8. The light-receiving device according to claim 7, further comprising a first contact layer provided between the first electrode and each of the first photoelectric conversion layer and the second photoelectric conversion layer.

9. The light-receiving device according to claim 8, wherein surfaces in contact with the first electrodes of a plurality of the first contact layers are flush with one another.

10. The light-receiving device according to claim 7, further comprising a second electrode opposed to the first electrode with each of the first photoelectric conversion layer and the second photoelectric conversion layer interposed therebetween.

11. The light-receiving device according to claim 10, further comprising a second contact layer provided between the second electrode and each of the first photoelectric conversion layer and the second photoelectric conversion layer.

12. The light-receiving device according to claim 11, wherein surfaces in contact with the second electrode of a plurality of the second contact layers are flush with one another.

13. The light-receiving device according to claim 10, wherein the second electrode is provided common to the first photoelectric conversion layer and the second photoelectric conversion layer.

14. The light-receiving device according to claim 1, wherein a size of the first photoelectric conversion layer is different from a size of the second photoelectric conversion layer in a planar view.

15. A method of manufacturing a light-receiving device, the method comprising:

of a plurality of photoelectric conversion layers disposed in respective regions that are different in a planar view, and separated from one another by an insulating film, forming a first photoelectric conversion layer including a first inorganic semiconductor material; and

forming a second photoelectric conversion layer including a second inorganic semiconductor material different from the first inorganic semiconductor material.

16. The method of manufacturing the light-receiving device according to claim 15, wherein the first photoelectric conversion layer and the second photoelectric conversion layer are formed through

forming the insulating film having a first opening and a second opening on a substrate, and

epitaxially growing the first inorganic semiconductor material in the first opening, and the second inorganic semiconductor material in the second opening.

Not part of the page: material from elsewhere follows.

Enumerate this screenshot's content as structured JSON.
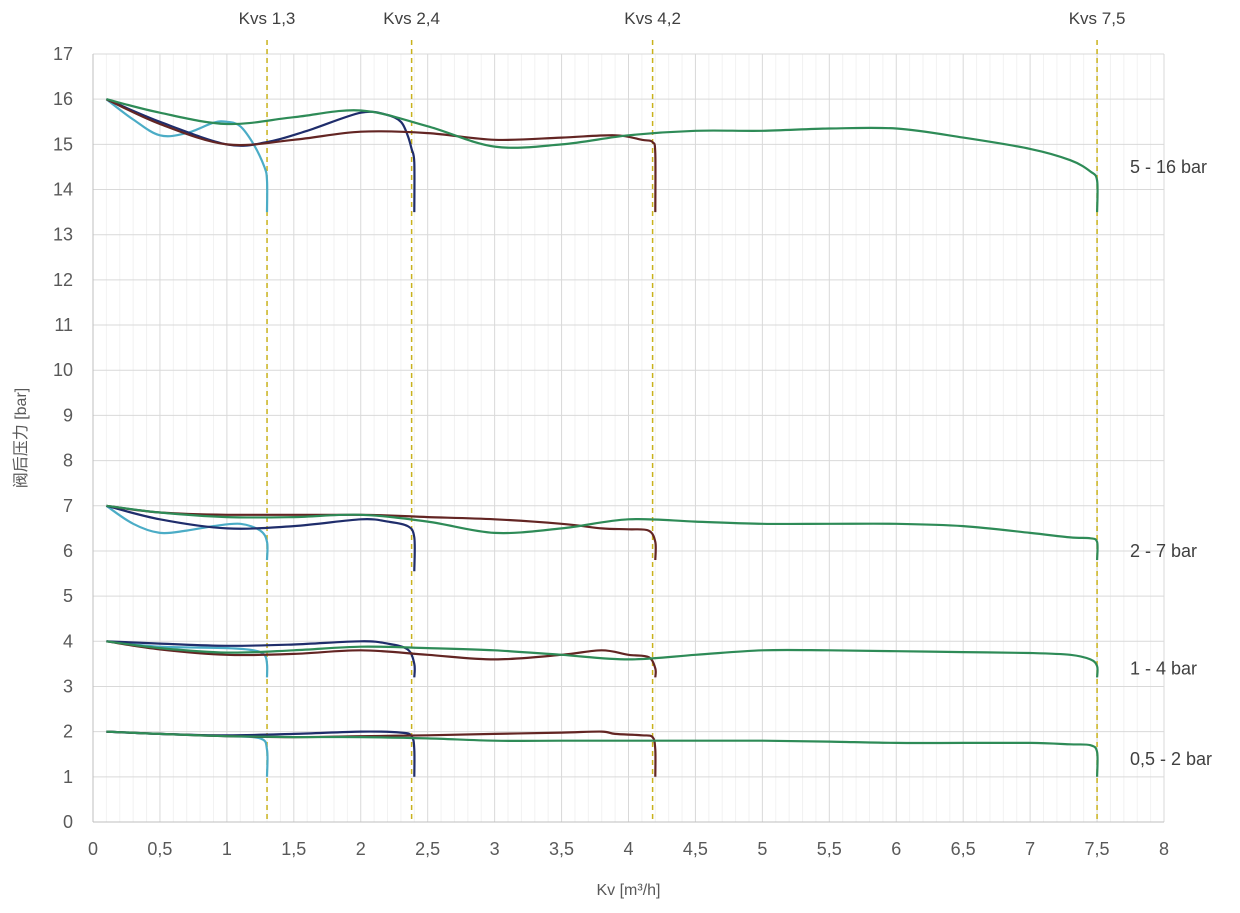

17. The method of manufacturing the light-receiving device according to claim 16, wherein a hard mask is used to cover each of the second opening in epitaxially growing the first inorganic semiconductor material in the first opening, and the first opening in epitaxially growing the second inorganic semiconductor material in the second opening.

18. An imaging device comprising:

a plurality of photoelectric conversion layers including a first photoelectric conversion layer and a second photoelectric conversion layer disposed in respective regions that are different in a planar view;

an insulating film that separates the plurality of photoelectric conversion layers from one another;

a first inorganic semiconductor material included in the first photoelectric conversion layer; and

a second inorganic semiconductor material included in the second photoelectric conversion layer, and different from the first inorganic semiconductor material.

19. An electronic apparatus provided with an imaging device, the imaging device comprising:

a plurality of photoelectric conversion layers including a first photoelectric conversion layer and a second photoelectric conversion layer disposed in respective regions that are different in a planar view;

an insulating film that separates the plurality of photoelectric conversion layers from one another;

a first inorganic semiconductor material included in the first photoelectric conversion layer; and

a second inorganic semiconductor material included in the second photoelectric conversion layer, and different from the first inorganic semiconductor material.